Bénédiction de l'Aïd (jour de fête)

Description

Ce panneau de calligraphie, exécuté en écriture nasta'liq sur un papier beige décoré de mouchetures or, est encadré d'une bordure (endommagée par l'eau) et collé sur un papier brun renforcé par du carton. À droite, entre les deux lignes de calligraphie, offrant une prière à un souverain pour l'id (également Aïd ou Eïd), l'on peut lire sur un autre petit fragment collé : « Au nom de Mahomet et de sa famille [adressons-leur nos prières] ». Les principales lignes de calligraphie indiquent : « Que lors de cette Aïd, Dieu le glorifié apporte à la haute essence de Sa Majesté, / Nawab Sahib, bonne fortune et bénédiction éternelles ». Ce poème souhaite à un régent, appelé ici dhat 'ali (haute essence), bonne fortune et bonheur éternels à l'occasion de l'Aïd. Cette dernière correspond vraisemblablement à la fête de Norouz (Nouvel An), c'est-à-dire l'équinoxe de printemps (le 21 mars), marquant le début du calendrier solaire tel que célébré en Iran et dans certaines régions de l'Inde.

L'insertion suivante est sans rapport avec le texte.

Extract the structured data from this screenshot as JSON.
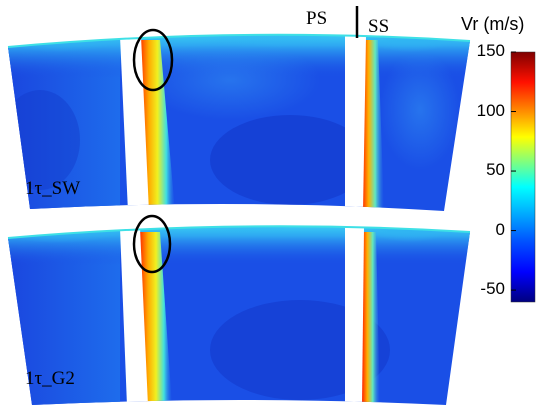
{
  "panels": [
    {
      "label": "1τ_SW"
    },
    {
      "label": "1τ_G2"
    }
  ],
  "side_labels": {
    "pressure_side": "PS",
    "suction_side": "SS"
  },
  "colorbar": {
    "title": "Vr (m/s)",
    "ticks": [
      "150",
      "100",
      "50",
      "0",
      "-50"
    ],
    "min": -60,
    "max": 150,
    "colormap": "jet",
    "colors": [
      "#00007f",
      "#0000ff",
      "#007fff",
      "#00ffff",
      "#7fff7f",
      "#ffff00",
      "#ff7f00",
      "#ff0000",
      "#7f0000"
    ]
  },
  "colors": {
    "background_field": "#1a4fe6",
    "deep_field": "#1238c8",
    "low_region": "#2a8cf0",
    "cyan_region": "#40d8f0",
    "blade_gap": "#ffffff",
    "annotation_ellipse": "#000000"
  }
}
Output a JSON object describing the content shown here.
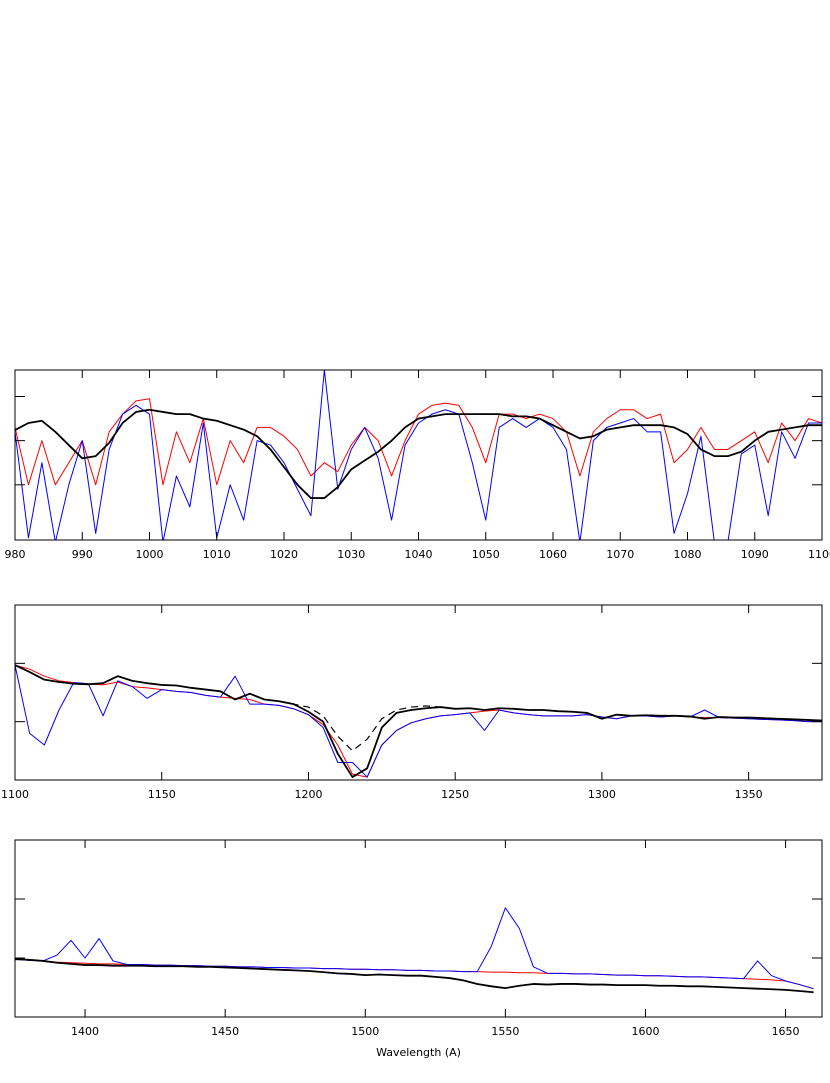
{
  "chart_data": [
    {
      "type": "line",
      "x": [
        980,
        982,
        984,
        986,
        988,
        990,
        992,
        994,
        996,
        998,
        1000,
        1002,
        1004,
        1006,
        1008,
        1010,
        1012,
        1014,
        1016,
        1018,
        1020,
        1022,
        1024,
        1026,
        1028,
        1030,
        1032,
        1034,
        1036,
        1038,
        1040,
        1042,
        1044,
        1046,
        1048,
        1050,
        1052,
        1054,
        1056,
        1058,
        1060,
        1062,
        1064,
        1066,
        1068,
        1070,
        1072,
        1074,
        1076,
        1078,
        1080,
        1082,
        1084,
        1086,
        1088,
        1090,
        1092,
        1094,
        1096,
        1098,
        1100
      ],
      "xlim": [
        980,
        1100
      ],
      "xticks": [
        980,
        990,
        1000,
        1010,
        1020,
        1030,
        1040,
        1050,
        1060,
        1070,
        1080,
        1090,
        1100
      ],
      "ylim": [
        -0.25,
        3.6
      ],
      "yticks": [
        1,
        2,
        3
      ],
      "series": [
        {
          "color": "#ff0000",
          "width": 1,
          "values": [
            2.3,
            1.0,
            2.0,
            1.0,
            1.5,
            2.0,
            1.0,
            2.2,
            2.6,
            2.9,
            2.95,
            1.0,
            2.2,
            1.5,
            2.5,
            1.0,
            2.0,
            1.5,
            2.3,
            2.3,
            2.1,
            1.8,
            1.2,
            1.5,
            1.3,
            1.9,
            2.3,
            2.0,
            1.2,
            2.0,
            2.6,
            2.8,
            2.85,
            2.8,
            2.3,
            1.5,
            2.6,
            2.6,
            2.5,
            2.6,
            2.5,
            2.2,
            1.2,
            2.2,
            2.5,
            2.7,
            2.7,
            2.5,
            2.6,
            1.5,
            1.8,
            2.3,
            1.8,
            1.8,
            2.0,
            2.2,
            1.5,
            2.4,
            2.0,
            2.5,
            2.4
          ]
        },
        {
          "color": "#0000ff",
          "width": 1,
          "values": [
            2.2,
            -0.2,
            1.5,
            -0.3,
            1.0,
            2.0,
            -0.1,
            1.8,
            2.6,
            2.8,
            2.6,
            -0.3,
            1.2,
            0.5,
            2.4,
            -0.2,
            1.0,
            0.2,
            2.0,
            1.9,
            1.5,
            0.9,
            0.3,
            3.6,
            0.9,
            1.8,
            2.3,
            1.6,
            0.2,
            1.9,
            2.4,
            2.6,
            2.7,
            2.6,
            1.5,
            0.2,
            2.3,
            2.5,
            2.3,
            2.5,
            2.3,
            1.8,
            -0.3,
            2.0,
            2.3,
            2.4,
            2.5,
            2.2,
            2.2,
            -0.1,
            0.8,
            2.1,
            -0.3,
            -0.3,
            1.7,
            1.9,
            0.3,
            2.2,
            1.6,
            2.4,
            2.4
          ]
        },
        {
          "color": "#000000",
          "width": 1.8,
          "values": [
            2.24,
            2.4,
            2.45,
            2.2,
            1.9,
            1.6,
            1.65,
            1.95,
            2.4,
            2.65,
            2.7,
            2.65,
            2.6,
            2.6,
            2.5,
            2.45,
            2.35,
            2.25,
            2.1,
            1.8,
            1.4,
            1.0,
            0.7,
            0.7,
            0.95,
            1.35,
            1.55,
            1.75,
            2.0,
            2.3,
            2.5,
            2.55,
            2.6,
            2.6,
            2.6,
            2.6,
            2.6,
            2.55,
            2.55,
            2.5,
            2.35,
            2.2,
            2.05,
            2.1,
            2.25,
            2.3,
            2.35,
            2.35,
            2.35,
            2.3,
            2.15,
            1.8,
            1.65,
            1.65,
            1.75,
            2.0,
            2.2,
            2.25,
            2.3,
            2.35,
            2.35
          ]
        }
      ]
    },
    {
      "type": "line",
      "x": [
        1100,
        1105,
        1110,
        1115,
        1120,
        1125,
        1130,
        1135,
        1140,
        1145,
        1150,
        1155,
        1160,
        1165,
        1170,
        1175,
        1180,
        1185,
        1190,
        1195,
        1200,
        1205,
        1210,
        1215,
        1220,
        1225,
        1230,
        1235,
        1240,
        1245,
        1250,
        1255,
        1260,
        1265,
        1270,
        1275,
        1280,
        1285,
        1290,
        1295,
        1300,
        1305,
        1310,
        1315,
        1320,
        1325,
        1330,
        1335,
        1340,
        1345,
        1350,
        1355,
        1360,
        1365,
        1370,
        1375
      ],
      "xlim": [
        1100,
        1375
      ],
      "xticks": [
        1100,
        1150,
        1200,
        1250,
        1300,
        1350
      ],
      "ylim": [
        0,
        3
      ],
      "yticks": [
        1,
        2
      ],
      "series": [
        {
          "color": "#ff0000",
          "width": 1,
          "values": [
            1.97,
            1.9,
            1.78,
            1.7,
            1.67,
            1.65,
            1.63,
            1.68,
            1.6,
            1.58,
            1.55,
            1.52,
            1.5,
            1.45,
            1.42,
            1.4,
            1.38,
            1.3,
            1.28,
            1.22,
            1.12,
            0.95,
            0.6,
            0.1,
            0.05,
            0.6,
            0.85,
            0.98,
            1.05,
            1.1,
            1.12,
            1.15,
            1.18,
            1.2,
            1.15,
            1.12,
            1.1,
            1.1,
            1.1,
            1.12,
            1.08,
            1.05,
            1.1,
            1.1,
            1.08,
            1.1,
            1.08,
            1.07,
            1.07,
            1.06,
            1.05,
            1.04,
            1.03,
            1.02,
            1.0,
            1.0
          ]
        },
        {
          "color": "#0000ff",
          "width": 1,
          "values": [
            1.97,
            0.8,
            0.6,
            1.2,
            1.67,
            1.65,
            1.1,
            1.7,
            1.6,
            1.4,
            1.55,
            1.52,
            1.5,
            1.45,
            1.42,
            1.78,
            1.3,
            1.3,
            1.28,
            1.22,
            1.12,
            0.9,
            0.3,
            0.3,
            0.05,
            0.6,
            0.85,
            0.98,
            1.05,
            1.1,
            1.12,
            1.15,
            0.85,
            1.2,
            1.15,
            1.12,
            1.1,
            1.1,
            1.1,
            1.12,
            1.08,
            1.05,
            1.1,
            1.1,
            1.08,
            1.1,
            1.08,
            1.2,
            1.07,
            1.06,
            1.05,
            1.04,
            1.03,
            1.02,
            1.0,
            1.0
          ]
        },
        {
          "color": "#000000",
          "width": 1.2,
          "dashed": true,
          "values": [
            1.97,
            1.85,
            1.72,
            1.68,
            1.65,
            1.64,
            1.66,
            1.78,
            1.7,
            1.66,
            1.63,
            1.62,
            1.58,
            1.55,
            1.52,
            1.38,
            1.48,
            1.38,
            1.35,
            1.3,
            1.25,
            1.1,
            0.75,
            0.5,
            0.7,
            1.05,
            1.2,
            1.25,
            1.27,
            1.25,
            1.22,
            1.23,
            1.2,
            1.23,
            1.22,
            1.2,
            1.2,
            1.18,
            1.17,
            1.15,
            1.05,
            1.12,
            1.1,
            1.11,
            1.1,
            1.1,
            1.09,
            1.05,
            1.08,
            1.07,
            1.07,
            1.06,
            1.05,
            1.04,
            1.03,
            1.02
          ]
        },
        {
          "color": "#000000",
          "width": 1.8,
          "values": [
            1.97,
            1.85,
            1.72,
            1.68,
            1.65,
            1.64,
            1.66,
            1.78,
            1.7,
            1.66,
            1.63,
            1.62,
            1.58,
            1.55,
            1.52,
            1.38,
            1.48,
            1.38,
            1.35,
            1.3,
            1.17,
            1.0,
            0.45,
            0.05,
            0.2,
            0.9,
            1.15,
            1.2,
            1.23,
            1.25,
            1.22,
            1.23,
            1.2,
            1.23,
            1.22,
            1.2,
            1.2,
            1.18,
            1.17,
            1.15,
            1.05,
            1.12,
            1.1,
            1.11,
            1.1,
            1.1,
            1.09,
            1.05,
            1.08,
            1.07,
            1.07,
            1.06,
            1.05,
            1.04,
            1.03,
            1.02
          ]
        }
      ]
    },
    {
      "type": "line",
      "x": [
        1375,
        1380,
        1385,
        1390,
        1395,
        1400,
        1405,
        1410,
        1415,
        1420,
        1425,
        1430,
        1435,
        1440,
        1445,
        1450,
        1455,
        1460,
        1465,
        1470,
        1475,
        1480,
        1485,
        1490,
        1495,
        1500,
        1505,
        1510,
        1515,
        1520,
        1525,
        1530,
        1535,
        1540,
        1545,
        1550,
        1555,
        1560,
        1565,
        1570,
        1575,
        1580,
        1585,
        1590,
        1595,
        1600,
        1605,
        1610,
        1615,
        1620,
        1625,
        1630,
        1635,
        1640,
        1645,
        1650,
        1655,
        1660
      ],
      "xlim": [
        1375,
        1663
      ],
      "xticks": [
        1400,
        1450,
        1500,
        1550,
        1600,
        1650
      ],
      "xlabel": "Wavelength (A)",
      "ylim": [
        0,
        3
      ],
      "yticks": [
        1,
        2
      ],
      "series": [
        {
          "color": "#ff0000",
          "width": 1,
          "values": [
            0.98,
            0.96,
            0.95,
            0.93,
            0.92,
            0.91,
            0.9,
            0.9,
            0.89,
            0.89,
            0.88,
            0.88,
            0.87,
            0.87,
            0.86,
            0.86,
            0.85,
            0.85,
            0.84,
            0.84,
            0.83,
            0.83,
            0.82,
            0.82,
            0.81,
            0.81,
            0.8,
            0.8,
            0.79,
            0.79,
            0.78,
            0.78,
            0.77,
            0.77,
            0.76,
            0.76,
            0.75,
            0.75,
            0.74,
            0.74,
            0.73,
            0.73,
            0.72,
            0.71,
            0.71,
            0.7,
            0.7,
            0.69,
            0.68,
            0.68,
            0.67,
            0.66,
            0.65,
            0.64,
            0.63,
            0.61,
            0.55,
            0.48
          ]
        },
        {
          "color": "#0000ff",
          "width": 1,
          "values": [
            0.98,
            0.96,
            0.95,
            1.05,
            1.3,
            1.0,
            1.33,
            0.95,
            0.89,
            0.89,
            0.88,
            0.88,
            0.87,
            0.87,
            0.86,
            0.86,
            0.85,
            0.85,
            0.84,
            0.84,
            0.83,
            0.83,
            0.82,
            0.82,
            0.81,
            0.81,
            0.8,
            0.8,
            0.79,
            0.79,
            0.78,
            0.78,
            0.77,
            0.77,
            1.2,
            1.85,
            1.5,
            0.85,
            0.74,
            0.74,
            0.73,
            0.73,
            0.72,
            0.71,
            0.71,
            0.7,
            0.7,
            0.69,
            0.68,
            0.68,
            0.67,
            0.66,
            0.65,
            0.95,
            0.7,
            0.61,
            0.55,
            0.48
          ]
        },
        {
          "color": "#000000",
          "width": 1.8,
          "values": [
            0.98,
            0.97,
            0.95,
            0.92,
            0.9,
            0.88,
            0.88,
            0.87,
            0.87,
            0.87,
            0.86,
            0.86,
            0.86,
            0.85,
            0.85,
            0.84,
            0.83,
            0.82,
            0.81,
            0.8,
            0.79,
            0.78,
            0.76,
            0.74,
            0.73,
            0.71,
            0.72,
            0.71,
            0.7,
            0.7,
            0.68,
            0.66,
            0.62,
            0.56,
            0.52,
            0.49,
            0.53,
            0.56,
            0.55,
            0.56,
            0.56,
            0.55,
            0.55,
            0.54,
            0.54,
            0.54,
            0.53,
            0.53,
            0.52,
            0.52,
            0.51,
            0.5,
            0.49,
            0.48,
            0.47,
            0.46,
            0.44,
            0.42
          ]
        }
      ]
    }
  ]
}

Le titre « Nawab Sahib », utilisé notamment par les souverains de la province de Junagadh dans le nord-est de l'Inde du XVIIIe au XXe siècle, appuie la provenance indienne de ce panneau de calligraphie. Il semble que ce dernier ait été réalisé pour célébrer le Nouvel An et souhaiter à un mécène princier la prospérité éternelle. Cette pratique consistant à offrir ses meilleurs vœux par écrit pendant les célébrations du Nouvel An est attestée dans plusieurs autres ouvrages de calligraphie conservés à la Bibliothèque du Congrès.